Я не возражал, хотя мне было и грустно чуть-чуть, и страшновато: уж больно громаден был стрекозел Нуруа. Его серо-зеленое тело жителя Мира Света, полупрозрачное и сквозное для взора, позволяло увидеть все его темные, сложные, голубые внутренности, которые бурно пульсировали в продолжение своей деятельности, словно движущиеся детали огромной машины. Четыре прозрачных крыла, по два на каждую сторону, распластались справа и слева, как сверкающие, радужные, перламутровые стадионы, поля которых были расписаны прямыми, ровными, пересекающимися линиями разметок. Казалось, вот-вот должны были выйти на размеченные дорожки спортсмены: длинноногие, необычайно мощные.

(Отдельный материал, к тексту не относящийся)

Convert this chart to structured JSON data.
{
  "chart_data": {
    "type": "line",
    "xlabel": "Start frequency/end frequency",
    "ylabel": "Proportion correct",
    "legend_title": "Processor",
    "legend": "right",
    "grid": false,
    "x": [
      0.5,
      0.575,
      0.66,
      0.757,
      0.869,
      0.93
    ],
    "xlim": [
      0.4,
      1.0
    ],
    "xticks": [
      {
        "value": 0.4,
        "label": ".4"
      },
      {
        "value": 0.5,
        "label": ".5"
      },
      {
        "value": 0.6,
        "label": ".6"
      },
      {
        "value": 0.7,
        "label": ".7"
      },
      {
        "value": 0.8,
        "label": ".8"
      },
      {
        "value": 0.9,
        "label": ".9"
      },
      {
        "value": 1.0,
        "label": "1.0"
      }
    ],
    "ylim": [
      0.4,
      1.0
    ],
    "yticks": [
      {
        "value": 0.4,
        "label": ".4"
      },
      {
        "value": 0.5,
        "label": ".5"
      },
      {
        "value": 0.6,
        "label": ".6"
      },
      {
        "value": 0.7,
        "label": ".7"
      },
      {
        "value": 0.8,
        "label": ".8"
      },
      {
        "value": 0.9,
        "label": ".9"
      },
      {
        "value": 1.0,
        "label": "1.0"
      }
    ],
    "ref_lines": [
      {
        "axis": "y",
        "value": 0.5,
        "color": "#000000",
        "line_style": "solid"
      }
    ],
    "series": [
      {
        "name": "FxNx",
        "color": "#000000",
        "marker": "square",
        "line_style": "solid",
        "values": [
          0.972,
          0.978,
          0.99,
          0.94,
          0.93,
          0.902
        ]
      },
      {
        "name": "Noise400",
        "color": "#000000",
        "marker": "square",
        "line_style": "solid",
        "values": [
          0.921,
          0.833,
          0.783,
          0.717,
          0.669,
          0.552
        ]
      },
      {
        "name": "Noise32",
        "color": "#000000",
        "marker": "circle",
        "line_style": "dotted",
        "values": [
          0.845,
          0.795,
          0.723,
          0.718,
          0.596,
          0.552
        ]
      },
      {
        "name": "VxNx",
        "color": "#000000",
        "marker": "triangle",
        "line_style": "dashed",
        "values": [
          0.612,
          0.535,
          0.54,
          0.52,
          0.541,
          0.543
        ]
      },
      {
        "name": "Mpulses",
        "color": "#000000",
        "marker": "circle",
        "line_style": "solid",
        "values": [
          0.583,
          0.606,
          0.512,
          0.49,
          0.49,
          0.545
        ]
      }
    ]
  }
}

Я уселся и, хотя не видел ни ног своих, ни рук, покрепче вцепился в торчащий вблизи стрекозий волос, толщиною с лыжную палку и высотою с бамбуковое удилище. Я это сделал хорошо — ибо в последующие пространственные перемещения стрекозлиными прыжками-зигзагами можно было убиться до смерти со страху, подскакивая на плоском горбу Нуруа и падая на него обратно. И хотя я не видел своего тела, ни рук, ни ног, живота своего и чресл своих, не представлял, какого они размера в пространстве, я боялся упасть со стрекозла в безвоздушное пространство и летел на его горбушке, изо всех сил вцепившись в близлежащий к себе стрекозлиный волосок. Полет стрекозла оказался неровным и разухабистым, словно это была езда на тракторной тележке по каменистой дороге, а не воздушное передвижение на сверкающих перламутровых крыльях.

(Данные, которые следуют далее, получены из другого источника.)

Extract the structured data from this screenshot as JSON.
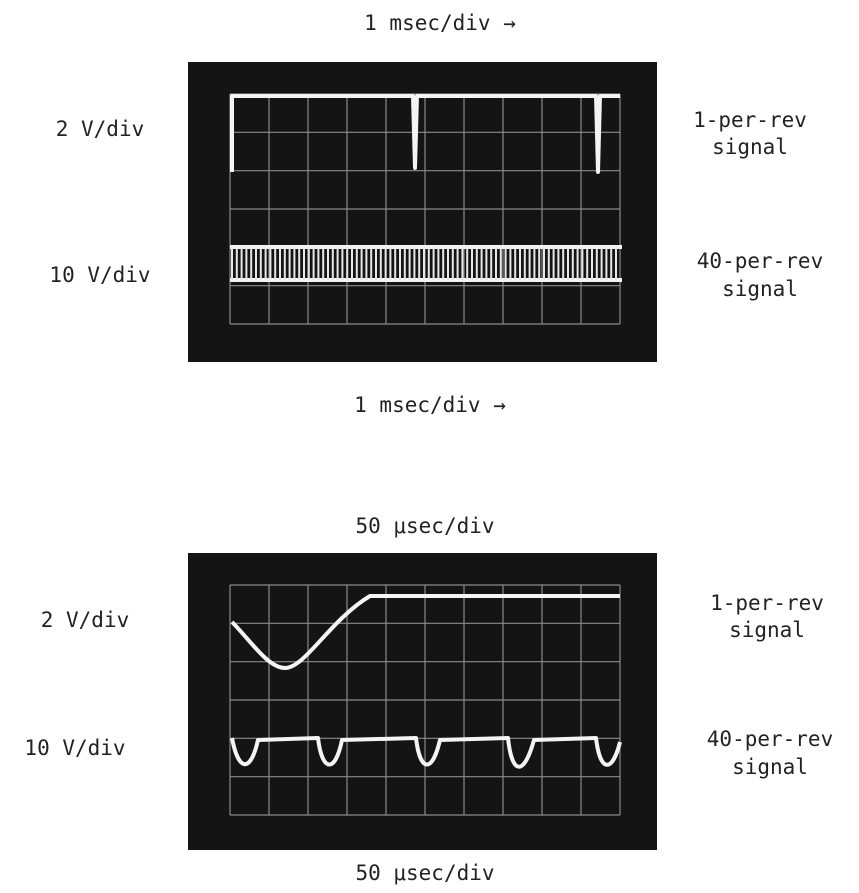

Много печали в том — истинно! — что ты не видел себя ни в славе своей, ни в падении, ни в радости и ни в противостоянии битвы с воинством неистовства и смерти. В Мире Света на воде, куда доставил меня Нуруа, я по-прежнему не увидел себя, и печаль моя не убывала. Со мной общались жители Света на воде как ни в чем не бывало, а я не видел себя, не представлял своего образа, и это меня печалило и угнетало.

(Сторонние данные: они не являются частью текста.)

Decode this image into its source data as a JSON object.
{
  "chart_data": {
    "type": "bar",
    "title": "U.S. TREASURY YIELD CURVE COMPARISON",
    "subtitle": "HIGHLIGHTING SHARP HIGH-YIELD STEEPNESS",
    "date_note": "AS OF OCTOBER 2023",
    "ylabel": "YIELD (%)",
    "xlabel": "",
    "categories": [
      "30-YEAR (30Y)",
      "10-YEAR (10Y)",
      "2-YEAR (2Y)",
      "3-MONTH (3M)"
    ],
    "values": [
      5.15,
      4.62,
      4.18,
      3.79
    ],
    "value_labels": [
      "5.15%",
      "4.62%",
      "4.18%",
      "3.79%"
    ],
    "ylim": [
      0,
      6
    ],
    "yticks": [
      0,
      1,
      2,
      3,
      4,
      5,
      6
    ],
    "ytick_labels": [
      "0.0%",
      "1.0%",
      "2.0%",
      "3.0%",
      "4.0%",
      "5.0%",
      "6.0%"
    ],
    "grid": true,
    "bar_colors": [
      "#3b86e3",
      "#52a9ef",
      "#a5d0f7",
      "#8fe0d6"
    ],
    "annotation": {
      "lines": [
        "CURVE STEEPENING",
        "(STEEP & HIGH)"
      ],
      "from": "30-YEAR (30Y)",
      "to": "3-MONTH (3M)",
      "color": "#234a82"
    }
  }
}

Я был, наверное, очень маленьким существом, коли смог прокатиться на горбу стрекозла, и жуки-плавунцы, размером с кита-финвала, и водяные пауки, бегавшие по прогибавшейся под их длинными лапками водяной пленке, и чудовищные, с черную гору, водяные жабы — все общались, как равные. И непонятно мне было, видели они меня, а если видели, то в каком обличье представал я перед ними, если сам своего образа не видел, не представлял, не ощущал.

Отрезанный от всего мира трехмерного пространства круговой стеной четырехмерного пространства, истинный рай Света на воде нес меня, подбрасывал все выше и выше на крыльях слепящих вспышек, что взлетали над вздрагивавшими волнами, поднятыми внезапным ураганом по имени Зыбуа, рожденным в результате падения на воду стрекозла Нуруа. Новорожденный ураган, который длился на тридцать шесть концентрических волн-цунами, которые тридцать шесть раз сотрясли Мир Света На Воде и взметнули к небесам ослепительных птиц, светорайских жаворонков, всех по имени Лиерея, счетом ровно семьдесят три тысячи девятьсот тридцать восемь штук. Каждая блиставшая птица света, Лиерея, ударяла меня снизу вверх, и с каждым ударом я взлетал километра на два, так что вмиг оказался на высоте многих сотен тысяч километров над уровнем зеркала вод Мира Света. Но тотчас упал назад — с той же стремительностью, что и взлетал, ибо по законам и этого мира, Миросвета, свет летел со скоростью триста тысяч км в одно мгновенье смыкания и размыкания человеческих вежд.

Итак, подброшенный на сотни километров световыми зайчиками от цунами сверхмогучего Зыбуа, урагана, рожденного ударом грудью о воду стрекозла Нуруа, отчего взлетели над водой птицы Миросвета, стремительные Лиереи, — я упал на то же место, так что, собственно, никуда не переместился, и времени, стало быть, никакого не прошло, да его, собственно, никогда и не было у Вершителя Мира. Это Хилая Зойко придумала время.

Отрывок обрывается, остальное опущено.